My 10-year-old daughter came to me conflicted the other day. She told me that she loves the pretty lights and catchy tunes associated with Christmas, but was concerned that there isn't much to do for us on that day, because we are Jewish. I agreed with her that most stores, restaurants, and offices are closed on Christmas. But this doesn’t mean Jews (or people of other religious faiths who don’t observe Christmas) are left at home with nothing to do!
Quite the contrary, in fact. There are a number of traditions that Jews and others can choose from on Christmas -- and like many aspects of Jewish culture, most of them involve eating good food. Here are some examples of what non-Christians typically do on Christmas:
Chinese Food: Eating Chinese food is the ultimate Jewish tradition on Christmas day. Many Chinese restaurants are open on Christmas, so they are an easy option for anyone looking for a bite to eat on the otherwise restaurant-unfriendly holiday. Eating Chinese food on Christmas is a fairly well known practice and has made its way into popular culture.
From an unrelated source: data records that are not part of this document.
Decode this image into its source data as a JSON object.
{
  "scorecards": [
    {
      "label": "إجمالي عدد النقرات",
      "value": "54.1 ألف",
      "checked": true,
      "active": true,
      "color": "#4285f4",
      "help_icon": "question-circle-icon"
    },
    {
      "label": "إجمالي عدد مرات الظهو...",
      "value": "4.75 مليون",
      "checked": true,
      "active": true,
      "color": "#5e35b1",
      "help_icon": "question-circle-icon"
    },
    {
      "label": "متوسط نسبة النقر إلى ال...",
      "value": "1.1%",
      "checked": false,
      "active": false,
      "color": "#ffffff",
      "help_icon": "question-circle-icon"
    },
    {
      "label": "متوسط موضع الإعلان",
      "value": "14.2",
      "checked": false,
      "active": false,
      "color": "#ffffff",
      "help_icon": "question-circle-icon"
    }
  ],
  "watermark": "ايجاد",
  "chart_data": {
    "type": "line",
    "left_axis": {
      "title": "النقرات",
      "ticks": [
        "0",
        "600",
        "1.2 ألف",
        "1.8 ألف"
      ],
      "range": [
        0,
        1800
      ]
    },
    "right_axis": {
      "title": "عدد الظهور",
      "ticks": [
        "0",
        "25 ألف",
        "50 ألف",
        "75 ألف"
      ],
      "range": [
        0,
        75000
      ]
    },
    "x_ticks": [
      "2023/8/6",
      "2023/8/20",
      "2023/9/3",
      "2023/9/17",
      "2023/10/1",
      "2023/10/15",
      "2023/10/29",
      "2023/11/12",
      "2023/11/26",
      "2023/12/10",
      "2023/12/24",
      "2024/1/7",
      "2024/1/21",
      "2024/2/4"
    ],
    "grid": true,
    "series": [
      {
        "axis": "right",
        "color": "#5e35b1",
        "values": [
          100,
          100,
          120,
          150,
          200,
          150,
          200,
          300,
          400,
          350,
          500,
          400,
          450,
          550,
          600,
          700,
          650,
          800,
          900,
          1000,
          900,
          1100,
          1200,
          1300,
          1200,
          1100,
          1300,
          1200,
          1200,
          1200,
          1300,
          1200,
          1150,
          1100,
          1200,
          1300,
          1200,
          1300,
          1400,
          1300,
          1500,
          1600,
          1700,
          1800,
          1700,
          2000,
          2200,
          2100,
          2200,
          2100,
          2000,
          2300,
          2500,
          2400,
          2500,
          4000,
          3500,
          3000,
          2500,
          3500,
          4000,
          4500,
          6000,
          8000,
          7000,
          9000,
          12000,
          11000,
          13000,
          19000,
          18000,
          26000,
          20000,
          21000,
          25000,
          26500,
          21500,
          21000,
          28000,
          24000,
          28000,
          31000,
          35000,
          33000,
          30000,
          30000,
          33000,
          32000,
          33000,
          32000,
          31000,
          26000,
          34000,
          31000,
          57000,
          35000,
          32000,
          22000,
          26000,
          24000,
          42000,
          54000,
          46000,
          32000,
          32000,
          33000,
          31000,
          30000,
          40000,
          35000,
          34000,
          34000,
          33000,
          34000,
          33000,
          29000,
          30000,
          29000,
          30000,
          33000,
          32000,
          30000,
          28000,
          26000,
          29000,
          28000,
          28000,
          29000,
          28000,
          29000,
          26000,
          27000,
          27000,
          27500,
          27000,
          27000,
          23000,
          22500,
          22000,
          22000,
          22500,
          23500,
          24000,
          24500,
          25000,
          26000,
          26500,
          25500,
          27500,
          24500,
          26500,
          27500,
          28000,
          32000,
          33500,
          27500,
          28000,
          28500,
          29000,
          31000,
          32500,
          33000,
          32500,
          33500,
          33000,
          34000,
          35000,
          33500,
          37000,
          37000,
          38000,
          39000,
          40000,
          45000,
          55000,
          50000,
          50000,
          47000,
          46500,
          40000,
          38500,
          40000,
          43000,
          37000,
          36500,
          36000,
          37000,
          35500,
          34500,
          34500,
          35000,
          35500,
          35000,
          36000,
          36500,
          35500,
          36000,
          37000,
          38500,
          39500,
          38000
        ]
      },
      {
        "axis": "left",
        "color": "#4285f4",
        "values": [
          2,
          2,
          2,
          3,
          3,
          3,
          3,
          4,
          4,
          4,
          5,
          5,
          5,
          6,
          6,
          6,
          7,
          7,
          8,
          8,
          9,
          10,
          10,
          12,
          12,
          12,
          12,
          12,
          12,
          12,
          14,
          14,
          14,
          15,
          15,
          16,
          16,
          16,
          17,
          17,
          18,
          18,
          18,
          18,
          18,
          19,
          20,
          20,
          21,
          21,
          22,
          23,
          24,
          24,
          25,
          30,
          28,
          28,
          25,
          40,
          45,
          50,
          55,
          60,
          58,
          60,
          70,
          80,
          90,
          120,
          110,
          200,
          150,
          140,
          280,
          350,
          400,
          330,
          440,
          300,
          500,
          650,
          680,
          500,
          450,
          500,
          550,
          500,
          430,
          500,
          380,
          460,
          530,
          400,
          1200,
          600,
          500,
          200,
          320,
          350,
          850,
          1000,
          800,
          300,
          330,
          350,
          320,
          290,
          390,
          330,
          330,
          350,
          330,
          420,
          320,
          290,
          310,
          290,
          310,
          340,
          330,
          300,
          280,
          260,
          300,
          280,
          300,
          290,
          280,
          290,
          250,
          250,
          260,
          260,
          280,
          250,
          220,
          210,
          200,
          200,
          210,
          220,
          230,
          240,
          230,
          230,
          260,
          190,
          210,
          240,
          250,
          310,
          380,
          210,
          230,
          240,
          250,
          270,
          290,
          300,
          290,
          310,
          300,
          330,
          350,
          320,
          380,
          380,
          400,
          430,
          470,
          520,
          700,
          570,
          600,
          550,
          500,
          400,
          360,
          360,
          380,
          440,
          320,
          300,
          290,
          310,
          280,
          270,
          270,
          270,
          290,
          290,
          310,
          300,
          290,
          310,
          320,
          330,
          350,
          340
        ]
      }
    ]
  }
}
Can't wait to dig into some chicken and broccoli this year!
Movies: The other main component of Christmas for Jewish people is a trip to the movie theater. Like Chinese restaurants, movie theaters are open on Christmas when little else is, and seeing a film is a great way to spend time with family without having to talk to them. In recent years, Hollywood has made Christmas Day a huge premiere date for important movies, which has given Jews -- and plenty of others -- a wealth of options to choose from.
Spend Time With Family: Even if Jews don’t celebrate the holiday, most people have Christmas Day off from work, so it can be a great time to catch up with family members and spend a relaxing day together. Some Jews also enjoy hanging out with their Christian friends on Christmas -- after all, there’s plenty to the holiday that doesn’t involve specific religious traditions.
Go To The Matzoball: Are you single and looking to mingle? Many cities hold a Jewish singles event on Christmas Eve, which has been dubbed the Matzoball. It’s a chance for Jews to meet potential matches outside online dating and in real life on a night when there is little else going on. The Matzoball website has a list of cities hosting events this year and more details about what you can expect.
Go To Work: Some Jews will take holiday shifts and work on Christmas so their Christian co-workers can make sure to get the day off to celebrate with their families. In industries where offices have to be staffed throughout the holiday season, Jews often like to work around Christmas so they can take time off during other parts of the year when Jewish holidays fall.
Volunteer: Many charity organizations need volunteers on Christmas, and Jews (as well as other non-Christians) are frequently among those who sign up to help. From soup kitchens to homeless shelters to food and warm clothing drives, many synagogues, mosques and other religious institutions organize volunteer teams to work on Christmas since their congregations won’t be observing the holiday.
Catch Up on Your Reading: I love reading books on Kindle. Christmas day would be a great day for me to curl up with a good book from my favorite author, while snuggling with my pups!
Experience Some Local History: TripSavvy.com recently published an article that talks about historical sites in our area that are open on Christmas day. What a great day to tour Mt. Vernon, or take a short trip out to Williamsburg. https://www.tripsavvy.com/christmas-in-nva-1038588.
Cook Something Yummy: Christmas is a great day to experiment with new recipes for dinner and dessert! Cook something yummy? Let us know what it is!
Shop Online: Gotta shop? Amazon and other online stores and auction sites are always open, and there are likely to be some good sales going on!
Whatever you do on Christmas day, hope you have an enjoyable day! For those who celebrate, Merry Christmas!